[Qemu-devel] [Bug 1754656] [NEW] Please solve graceful (ACPI) poweroff issue, using signals, most importantly SIGTERM

* [Qemu-devel] [Bug 1754656] [NEW] Please solve graceful (ACPI) poweroff issue, using signals, most importantly SIGTERM
@ 2018-03-09 13:07 Martin "eto"  Mišúth
  2020-11-21 14:18 ` [Bug 1754656] " Thomas Huth
                   ` (3 more replies)
  0 siblings, 4 replies; 5+ messages in thread
From: Martin "eto"  Mišúth @ 2018-03-09 13:07 UTC (permalink / raw)
  To: qemu-devel

Public bug reported:

Version:

QEMU emulator version 2.11.1

Introduction:

This is call for action to get attention of somebody in QEMU
project/organization, who is capable of actually doing something about
this pressing issue. This might be TLDR for some, but that's only
because of the complexity of the issue. Please read this with open mind.

Problem:

As QEMU users, we need (it is a requirement) to have some mechanism in
place, to somehow convert simple POSIX signal sent form host, into
graceful ACPI shutdown of the guest. This signal, due various historical
reasons and daemon design, must be SIGTERM foremost.

Status quo:

After wading through mailing lists and bug tracker I concluded that this
is "political" problem and I am in search of somebody, a "politician"
within QEMU project, who will help us reach conclusion to this problem.

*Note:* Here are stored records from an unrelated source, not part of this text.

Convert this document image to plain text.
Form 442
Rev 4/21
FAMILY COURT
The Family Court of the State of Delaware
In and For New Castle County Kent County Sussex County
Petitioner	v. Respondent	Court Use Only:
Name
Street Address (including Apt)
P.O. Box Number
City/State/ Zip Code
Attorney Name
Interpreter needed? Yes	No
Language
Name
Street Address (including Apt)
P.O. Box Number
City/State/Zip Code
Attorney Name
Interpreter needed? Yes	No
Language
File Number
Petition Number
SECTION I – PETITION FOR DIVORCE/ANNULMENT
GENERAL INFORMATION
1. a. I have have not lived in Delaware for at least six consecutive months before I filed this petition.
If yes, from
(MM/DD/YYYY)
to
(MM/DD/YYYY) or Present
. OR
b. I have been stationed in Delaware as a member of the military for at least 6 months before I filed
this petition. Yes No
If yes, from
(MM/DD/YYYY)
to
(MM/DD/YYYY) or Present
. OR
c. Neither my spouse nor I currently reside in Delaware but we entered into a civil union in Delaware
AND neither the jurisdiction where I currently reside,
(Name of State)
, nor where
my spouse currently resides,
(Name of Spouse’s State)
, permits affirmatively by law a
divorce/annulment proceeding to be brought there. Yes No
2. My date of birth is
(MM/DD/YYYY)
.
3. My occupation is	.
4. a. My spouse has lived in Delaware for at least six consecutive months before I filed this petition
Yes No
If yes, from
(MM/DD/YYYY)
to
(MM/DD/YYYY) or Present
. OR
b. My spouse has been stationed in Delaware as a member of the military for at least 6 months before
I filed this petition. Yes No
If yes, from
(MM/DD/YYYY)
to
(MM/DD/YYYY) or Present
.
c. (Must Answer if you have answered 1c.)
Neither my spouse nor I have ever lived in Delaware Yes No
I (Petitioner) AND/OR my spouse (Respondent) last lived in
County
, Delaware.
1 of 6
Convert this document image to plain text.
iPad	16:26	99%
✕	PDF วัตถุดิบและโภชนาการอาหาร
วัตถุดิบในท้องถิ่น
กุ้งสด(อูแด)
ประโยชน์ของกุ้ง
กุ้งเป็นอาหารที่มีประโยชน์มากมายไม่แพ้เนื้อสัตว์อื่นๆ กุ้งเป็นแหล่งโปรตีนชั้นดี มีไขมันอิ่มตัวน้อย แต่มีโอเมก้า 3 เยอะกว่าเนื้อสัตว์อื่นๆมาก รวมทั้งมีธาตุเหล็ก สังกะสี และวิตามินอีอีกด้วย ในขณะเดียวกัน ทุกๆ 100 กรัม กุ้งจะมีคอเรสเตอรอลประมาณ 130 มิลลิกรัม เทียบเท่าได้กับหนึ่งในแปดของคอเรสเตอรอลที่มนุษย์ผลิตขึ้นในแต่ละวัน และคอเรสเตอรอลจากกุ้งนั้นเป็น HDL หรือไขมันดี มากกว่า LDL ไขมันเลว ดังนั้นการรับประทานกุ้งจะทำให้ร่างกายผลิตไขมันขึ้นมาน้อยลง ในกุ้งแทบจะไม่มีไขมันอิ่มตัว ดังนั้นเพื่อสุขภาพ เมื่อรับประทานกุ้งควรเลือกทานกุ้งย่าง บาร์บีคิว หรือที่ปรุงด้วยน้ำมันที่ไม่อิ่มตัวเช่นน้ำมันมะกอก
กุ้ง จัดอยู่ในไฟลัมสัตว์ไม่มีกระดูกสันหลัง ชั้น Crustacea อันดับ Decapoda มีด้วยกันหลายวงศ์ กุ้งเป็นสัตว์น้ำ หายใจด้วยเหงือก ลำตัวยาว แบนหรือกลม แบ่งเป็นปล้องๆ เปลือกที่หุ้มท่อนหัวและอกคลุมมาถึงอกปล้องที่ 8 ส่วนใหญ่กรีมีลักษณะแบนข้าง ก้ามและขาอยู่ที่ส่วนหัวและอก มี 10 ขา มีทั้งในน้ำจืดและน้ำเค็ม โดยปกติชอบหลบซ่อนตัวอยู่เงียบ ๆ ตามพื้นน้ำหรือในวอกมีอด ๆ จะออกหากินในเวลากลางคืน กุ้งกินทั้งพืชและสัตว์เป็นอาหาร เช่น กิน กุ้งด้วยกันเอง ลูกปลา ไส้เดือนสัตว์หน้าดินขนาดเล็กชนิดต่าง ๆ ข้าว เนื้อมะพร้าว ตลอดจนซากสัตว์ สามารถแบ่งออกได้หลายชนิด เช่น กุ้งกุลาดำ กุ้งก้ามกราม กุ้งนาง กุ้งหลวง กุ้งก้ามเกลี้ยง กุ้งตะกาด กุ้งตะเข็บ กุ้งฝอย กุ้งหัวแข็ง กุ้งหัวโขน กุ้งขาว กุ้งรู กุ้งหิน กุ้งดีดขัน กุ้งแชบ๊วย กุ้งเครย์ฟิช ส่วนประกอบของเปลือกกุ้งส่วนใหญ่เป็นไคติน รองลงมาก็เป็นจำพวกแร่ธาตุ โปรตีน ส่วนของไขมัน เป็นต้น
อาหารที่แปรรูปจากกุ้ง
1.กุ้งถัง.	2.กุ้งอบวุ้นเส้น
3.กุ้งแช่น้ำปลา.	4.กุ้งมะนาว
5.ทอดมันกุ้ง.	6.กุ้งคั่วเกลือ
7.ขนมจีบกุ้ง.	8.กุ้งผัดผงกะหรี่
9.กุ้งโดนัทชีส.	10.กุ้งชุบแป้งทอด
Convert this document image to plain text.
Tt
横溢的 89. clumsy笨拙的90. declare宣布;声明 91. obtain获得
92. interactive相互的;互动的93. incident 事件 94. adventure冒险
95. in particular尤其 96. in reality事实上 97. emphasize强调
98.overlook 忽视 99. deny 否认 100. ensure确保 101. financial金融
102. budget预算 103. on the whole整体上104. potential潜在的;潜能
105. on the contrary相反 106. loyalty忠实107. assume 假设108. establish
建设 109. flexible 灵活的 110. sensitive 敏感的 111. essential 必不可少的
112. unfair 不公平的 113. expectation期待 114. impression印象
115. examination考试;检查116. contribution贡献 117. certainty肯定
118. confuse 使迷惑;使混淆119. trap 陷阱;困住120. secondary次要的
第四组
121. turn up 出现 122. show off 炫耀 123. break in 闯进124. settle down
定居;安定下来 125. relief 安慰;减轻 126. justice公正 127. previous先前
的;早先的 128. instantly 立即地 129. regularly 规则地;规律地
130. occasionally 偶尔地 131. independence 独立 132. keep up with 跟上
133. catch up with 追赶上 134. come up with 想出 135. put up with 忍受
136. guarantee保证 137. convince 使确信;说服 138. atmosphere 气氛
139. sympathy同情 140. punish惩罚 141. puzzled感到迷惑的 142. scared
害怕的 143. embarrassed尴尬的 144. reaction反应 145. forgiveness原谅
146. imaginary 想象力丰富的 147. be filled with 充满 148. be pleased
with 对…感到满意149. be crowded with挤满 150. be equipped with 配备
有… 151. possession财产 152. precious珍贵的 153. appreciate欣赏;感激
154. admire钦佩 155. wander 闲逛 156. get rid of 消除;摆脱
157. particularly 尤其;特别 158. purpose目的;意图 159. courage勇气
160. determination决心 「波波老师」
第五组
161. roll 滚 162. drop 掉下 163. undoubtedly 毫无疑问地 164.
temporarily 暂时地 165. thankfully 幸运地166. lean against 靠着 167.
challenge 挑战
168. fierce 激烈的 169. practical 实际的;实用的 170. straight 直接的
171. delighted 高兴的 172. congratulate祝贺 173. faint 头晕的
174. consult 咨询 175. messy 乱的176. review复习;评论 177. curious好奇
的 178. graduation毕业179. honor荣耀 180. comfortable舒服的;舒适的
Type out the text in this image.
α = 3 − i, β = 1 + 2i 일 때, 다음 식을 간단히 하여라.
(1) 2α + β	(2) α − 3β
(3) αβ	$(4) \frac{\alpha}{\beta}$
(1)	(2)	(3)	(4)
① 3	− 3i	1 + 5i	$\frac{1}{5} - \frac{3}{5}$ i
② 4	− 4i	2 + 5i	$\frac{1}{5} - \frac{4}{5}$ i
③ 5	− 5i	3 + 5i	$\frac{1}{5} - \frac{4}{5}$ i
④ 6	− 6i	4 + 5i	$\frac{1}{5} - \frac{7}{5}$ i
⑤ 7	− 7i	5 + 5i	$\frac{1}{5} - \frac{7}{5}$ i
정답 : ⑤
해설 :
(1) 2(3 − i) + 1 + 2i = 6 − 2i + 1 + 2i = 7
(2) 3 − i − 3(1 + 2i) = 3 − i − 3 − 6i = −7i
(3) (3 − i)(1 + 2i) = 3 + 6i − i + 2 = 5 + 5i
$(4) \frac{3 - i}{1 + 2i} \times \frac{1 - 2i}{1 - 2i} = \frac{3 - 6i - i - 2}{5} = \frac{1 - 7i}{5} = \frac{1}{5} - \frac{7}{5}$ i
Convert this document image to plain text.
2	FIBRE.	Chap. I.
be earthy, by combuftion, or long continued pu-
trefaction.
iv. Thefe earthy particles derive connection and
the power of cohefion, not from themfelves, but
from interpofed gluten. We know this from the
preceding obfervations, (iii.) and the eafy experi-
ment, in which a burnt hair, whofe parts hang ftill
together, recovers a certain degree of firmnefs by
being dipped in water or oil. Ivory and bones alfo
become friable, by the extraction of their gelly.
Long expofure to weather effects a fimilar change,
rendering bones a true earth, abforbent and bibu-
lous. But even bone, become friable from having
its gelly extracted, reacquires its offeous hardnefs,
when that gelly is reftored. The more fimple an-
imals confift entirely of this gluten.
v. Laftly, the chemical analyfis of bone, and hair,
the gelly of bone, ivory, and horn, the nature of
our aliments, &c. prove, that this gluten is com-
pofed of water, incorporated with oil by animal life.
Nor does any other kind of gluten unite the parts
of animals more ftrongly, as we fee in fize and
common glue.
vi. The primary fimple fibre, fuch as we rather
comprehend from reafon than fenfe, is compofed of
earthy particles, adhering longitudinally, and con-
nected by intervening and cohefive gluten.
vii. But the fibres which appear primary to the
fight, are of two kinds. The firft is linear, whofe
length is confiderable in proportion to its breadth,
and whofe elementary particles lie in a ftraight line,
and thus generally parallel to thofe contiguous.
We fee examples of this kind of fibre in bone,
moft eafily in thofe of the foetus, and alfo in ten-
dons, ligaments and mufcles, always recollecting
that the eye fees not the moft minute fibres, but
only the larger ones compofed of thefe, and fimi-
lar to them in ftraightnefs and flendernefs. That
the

First I will present analysis of the situation, and then propose some
suggestions for solutions.

Even then, any of these proposals might be, potentially, seen as
problematic in eyes of QEMU maintainers, developers, dictators, long
term users or their dogs.

That's why we need somebody willing, "higher up the chain" or whatever,
to orchestrate discussion so that we can actually reach consensus in the
matter, solution that is acceptable to **everyone**.

Analysis:

Each QEMU emulated virtual machine (vm), running in the host system, is
represented by single qemu-* process (followed by several threads). Thus
for all intents and purposes, any such instantiated vm, must be seen as
it's own, separate, daemon.

I repeat running qemu-* vm **is a daemon**.

QEMU provides incredible IO redirection capabilities, so we don't need
to get into issues of logging, console and monitor redirections and
such, as this is already a (perfectly) solved problem.

What we cannot currently do, at least easily, reliably and simply, is to
shutdown guest gracefully from "outside".

That is not a problem for those of us, who use some kind of higher level
orchestrator (I think one of them is virsh, but this is not important in
this matter) that takes care of this by communicating with QEMU directly
(I guess this is done by sending commands to internal monitor by pipe
(or socket) held open by mentioned orchestrator).

However it is a problem for those of us, who run qemu-* processes bare
or supervised.

Let's say I, as administrator, want to implement vm instance as supervised service.
I can use any supervisor for that, systemd even. Let us not get into into supervisor wars.

At basic level almost all supervisors are similar. Supervisor usually is
yet another process, that "leads" the qemu-* one.

In case of systemd it is PID1, but in case of other supervision schemes,
like daemontools, runit, s6 or nosh, it is separate '*supervise' process
instead.

When such supervisor is tearing down the service, "leading"/supervising,
parent will send SIGTERM to it's child qemu-* process.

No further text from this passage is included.